To avoid a series of rolling crises and ensure households can access affordable energy, experts argue that the transition needs to be better managed.

“Everybody would love to see clean energy and no emissions; nobody’s pro-emissions. The challenge around the transition is that our approach has probably been a little bit naive,” says Anthony Vippond, CEO of Lotus Energy.

“I’m a huge believer in renewable energy, but I also have a belief that Australians should have affordable electricity. And by creating an unneeded shortfall of energy, we just end up making renewables look bad.”

It can currently take up to three years to get a solar farm approved in Australia, Vippond says, and replacing a typical coal-fired power station that generates a few thousand megawatts requires about six times the scale of infrastructure.

“If you think it’s painful just getting an extension to your house dealing with local government, try getting a solar farm approved with a network that’s most probably owned [overseas]. There’s no urgency for the transition,” he says.

Then there is the question of what to do with ageing renewable energy infrastructure. A few years ago, Lotus Energy – a co-operatively owned solar energy company – needed to recycle obsolete solar equipment. But Vippond could only find providers who would stockpile the equipment or ship it to be burnt as e-waste overseas.

The company had hit upon a need that will only grow in coming years: figuring out what to do with obsolete solar PV infrastructure.

Because a solar panel’s average lifespan is about 21 years, it’s estimated about 100,000 tonnes of solar panels will enter Australia’s waste stream by 2035, according to figures from Sustainability Victoria.

“It’s starting to happen quite a lot,’’ Vippond says. ‘‘Households are having their systems decommissioned and installing a new system for whatever reason, and the old system gets left in storage at the house because the installers don’t know what to do with it.”

Lotus Energy decided to recycle the material themselves, investing in a new recycling system for processing solar infrastructure. Solar panels contain a variety of elements that can be repurposed.
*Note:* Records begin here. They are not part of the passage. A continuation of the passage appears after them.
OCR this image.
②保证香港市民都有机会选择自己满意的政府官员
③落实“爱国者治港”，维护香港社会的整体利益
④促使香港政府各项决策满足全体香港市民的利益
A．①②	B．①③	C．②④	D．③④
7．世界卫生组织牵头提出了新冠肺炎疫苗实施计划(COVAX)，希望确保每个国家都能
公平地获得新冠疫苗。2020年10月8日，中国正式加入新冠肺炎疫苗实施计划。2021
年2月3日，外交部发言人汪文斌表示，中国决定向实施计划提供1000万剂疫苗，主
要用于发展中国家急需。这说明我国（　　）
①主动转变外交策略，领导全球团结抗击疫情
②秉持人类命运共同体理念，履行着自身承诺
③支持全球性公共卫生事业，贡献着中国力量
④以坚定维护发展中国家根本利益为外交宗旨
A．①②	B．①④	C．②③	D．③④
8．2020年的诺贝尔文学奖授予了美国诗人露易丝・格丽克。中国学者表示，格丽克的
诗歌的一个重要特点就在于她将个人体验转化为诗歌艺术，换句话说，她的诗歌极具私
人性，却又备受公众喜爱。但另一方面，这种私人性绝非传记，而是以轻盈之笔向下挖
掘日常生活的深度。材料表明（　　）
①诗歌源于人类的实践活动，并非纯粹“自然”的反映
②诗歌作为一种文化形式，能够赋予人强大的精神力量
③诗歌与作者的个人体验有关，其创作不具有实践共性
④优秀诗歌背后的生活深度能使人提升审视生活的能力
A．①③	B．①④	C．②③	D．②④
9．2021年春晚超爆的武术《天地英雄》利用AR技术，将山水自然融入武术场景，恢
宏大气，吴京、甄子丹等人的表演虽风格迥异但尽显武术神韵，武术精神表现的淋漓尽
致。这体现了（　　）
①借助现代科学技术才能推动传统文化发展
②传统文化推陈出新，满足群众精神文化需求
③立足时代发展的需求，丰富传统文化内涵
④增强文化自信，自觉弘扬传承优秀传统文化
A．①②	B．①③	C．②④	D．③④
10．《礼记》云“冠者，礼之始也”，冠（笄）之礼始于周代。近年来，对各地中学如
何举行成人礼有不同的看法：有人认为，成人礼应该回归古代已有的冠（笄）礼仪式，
Both copper and aluminium can be extracted – but Vippond says Australia does not have furnaces available to process the elements, meaning they must be sent offshore for processing – and other panel components can be transformed into gas, oil and carbon black.

But most of a solar panel is glass, which gets broken down into a fine powder and used for products including benchtops and tiles.

Because the tiles produced through recycling meet fire rating certification standards, they can be used in the construction of new solar panels, behind the batteries.

“It’s a great circular economy story,” Vippond says. “This product was once the solar panel on the roof, and now it’s the tile behind the batteries.”

Early results are promising, with Vippond confident that soon Lotus Energy will be able to recycle every single component of solar panels. “We managed to reach quite a high recovery rate early on, and we’re now at a 97 per cent recovery. We’ve run further trials to utilise that last 3 per cent which have been successful, so we’ll be at 100 per cent by the end of Q1 or Q2 next year.”